Pulsomax and Spiromax are the two silicon mechanical-watch components developed by Patek Philippe in collaboration with the CSEM (Centre Suisse d'Électronique et de Microtechnique) and the Swiss research consortium that, in the early 2000s, jointly investigated silicon as a watchmaking material. The two components address different parts of the Swiss lever escapement: Spiromax is the silicon balance spring, introduced in 2006; Pulsomax is the silicon escape wheel and pallet fork, introduced in 2008. Together they modernise the lever architecture at Patek without replacing it.
Silicon as a watchmaking material was investigated jointly by Patek Philippe, Audemars Piguet, and the Swatch Group through the early 2000s under the CSEM consortium. The properties that make silicon attractive: extremely lightweight (low rotational inertia for the escape wheel), fully antimagnetic (no rate effect from magnetic fields), dimensionally stable across temperature (no thermal coefficient), and most importantly self-lubricating at the impulse face (silicon-on-silicon contact has very low friction without lubricant). Manufacturing uses deep reactive ion etching (DRIE) on a silicon wafer; the parts are produced by photolithographic processes borrowed from semiconductor manufacturing, allowing tolerances and shapes that traditional milling cannot achieve.
"Silicon is not a new escapement. It is the same Swiss lever, with new materials. Patek did not change the architecture; they changed the metal."- Watchmaking commentary on the Pulsomax architectural choice
The Spiromax hairspring launched in 2006 in the Patek Philippe ref. 5350R Annual Calendar. The geometry is a flat silicon spiral with a patented terminal curve (the "Patek Philippe Spiromax Curve") that improves concentric breathing, the radial uniformity of the spring's expansion and contraction during oscillation.
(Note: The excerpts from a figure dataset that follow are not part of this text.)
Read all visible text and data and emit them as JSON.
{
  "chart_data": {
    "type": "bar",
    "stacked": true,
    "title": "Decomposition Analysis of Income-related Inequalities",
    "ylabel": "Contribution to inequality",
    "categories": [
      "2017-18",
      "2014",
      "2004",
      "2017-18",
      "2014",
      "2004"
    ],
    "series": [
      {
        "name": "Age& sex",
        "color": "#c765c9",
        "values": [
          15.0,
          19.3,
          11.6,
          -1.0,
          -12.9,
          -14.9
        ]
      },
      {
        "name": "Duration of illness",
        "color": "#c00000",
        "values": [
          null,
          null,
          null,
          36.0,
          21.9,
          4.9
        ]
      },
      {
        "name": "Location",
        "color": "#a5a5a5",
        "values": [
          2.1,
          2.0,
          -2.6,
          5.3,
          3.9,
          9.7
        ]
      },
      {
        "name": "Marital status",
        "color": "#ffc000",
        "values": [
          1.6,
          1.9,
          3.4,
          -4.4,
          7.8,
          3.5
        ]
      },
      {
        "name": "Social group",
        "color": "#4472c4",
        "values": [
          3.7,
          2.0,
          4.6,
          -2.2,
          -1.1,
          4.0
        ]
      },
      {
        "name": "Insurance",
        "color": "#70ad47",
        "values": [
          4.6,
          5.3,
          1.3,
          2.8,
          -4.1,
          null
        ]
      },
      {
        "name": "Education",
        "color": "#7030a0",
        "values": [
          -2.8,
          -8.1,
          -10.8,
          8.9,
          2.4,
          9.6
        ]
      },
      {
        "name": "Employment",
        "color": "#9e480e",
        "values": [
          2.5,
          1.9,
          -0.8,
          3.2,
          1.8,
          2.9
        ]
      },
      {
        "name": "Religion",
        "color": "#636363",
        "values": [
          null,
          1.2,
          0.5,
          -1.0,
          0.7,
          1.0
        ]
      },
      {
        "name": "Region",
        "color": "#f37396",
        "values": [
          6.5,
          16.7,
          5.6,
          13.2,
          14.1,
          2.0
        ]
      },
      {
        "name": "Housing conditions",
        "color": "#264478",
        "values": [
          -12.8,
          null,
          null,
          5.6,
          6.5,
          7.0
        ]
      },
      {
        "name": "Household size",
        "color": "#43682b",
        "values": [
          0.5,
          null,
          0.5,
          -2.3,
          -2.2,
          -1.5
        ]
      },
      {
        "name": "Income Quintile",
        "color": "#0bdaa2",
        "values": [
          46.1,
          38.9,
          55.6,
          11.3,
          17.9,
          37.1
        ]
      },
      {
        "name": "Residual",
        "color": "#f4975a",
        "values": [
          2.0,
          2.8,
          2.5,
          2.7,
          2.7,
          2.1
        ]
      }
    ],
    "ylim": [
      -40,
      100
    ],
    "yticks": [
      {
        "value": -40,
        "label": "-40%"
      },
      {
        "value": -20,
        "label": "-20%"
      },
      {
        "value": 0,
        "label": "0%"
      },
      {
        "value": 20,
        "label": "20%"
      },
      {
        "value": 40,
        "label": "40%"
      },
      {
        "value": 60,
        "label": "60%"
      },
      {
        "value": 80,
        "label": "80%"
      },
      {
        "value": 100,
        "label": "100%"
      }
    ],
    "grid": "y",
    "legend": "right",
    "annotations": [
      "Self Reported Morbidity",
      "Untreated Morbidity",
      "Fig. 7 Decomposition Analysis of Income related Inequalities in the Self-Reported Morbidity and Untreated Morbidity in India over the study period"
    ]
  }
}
A traditional Breguet overcoil hairspring requires hand-shaping by a master watchmaker to achieve concentric breathing; the Spiromax silicon version is mass-producible to the same isochronism specification because the photolithography defines the curve geometrically rather than by hand. The Spiromax is also fully antimagnetic; the steel hairspring it replaces was the most magnetic-vulnerable component in a typical watch.
The Pulsomax escapement launched in 2008 in the Patek Philippe ref. 5550P Advanced Research Annual Calendar. It is a Swiss lever escapement (not a new architecture) with the escape wheel and pallet fork made from silicon. The benefits: ~15% efficiency improvement from lower-friction silicon-on-silicon impulse, ~50% lower mass for the escape wheel (reduced inertia and faster start-up after stopping), and no lubrication required at the impulse face. The shape of the escape-wheel teeth is also different from a traditional Swiss lever; the Pulsomax uses a slightly modified tooth profile that takes advantage of silicon's manufacturability. The visual difference under a loupe is unmistakable: silicon parts are matte grey-blue, with the characteristic etched-edge appearance of photolithographic manufacturing.
Outside Patek the parallel developments are Audemars Piguet's "Cosc" silicon work, the Omega "Si14" silicon hairspring (used across the Master Chronometer family), and Rolex's Syloxi silicon hairspring (used on selected ladies' Rolex references but not the core sport catalogue, which uses the metal Parachrom). The four programmes (Patek's Pulsomax/Spiromax, AP's, Omega's Si14, Rolex's Syloxi) are technically similar but commercially distinct; the patents are held separately and the silicon manufacturing supply chain (CSEM, Sigatec, the Swatch Group's in-house silicon production) is partially shared. Roughly 1 million silicon balance springs are now produced annually across the Swiss industry, with Omega and Patek as the two largest users.
The Patek-specific positioning of Pulsomax/Spiromax is as a demonstration that the Swiss lever architecture remains competitive against the co-axial. Where Omega's strategic answer to lubrication-related rate drift is the geometric change to a radial-impulse escapement, Patek's answer is the material change to silicon components. Both achieve similar service-interval extensions (5-10 years between intervention rather than 3-5 years for traditional steel-on-ruby Swiss lever); both achieve full antimagnetism. The Pulsomax/Spiromax pair is the technical reason a modern Patek Calatrava with a steel-cased silicon-equipped Cal. 215 PS will keep chronometer rate through a decade of normal wear without service, comparable to a co-axial Master Chronometer Omega.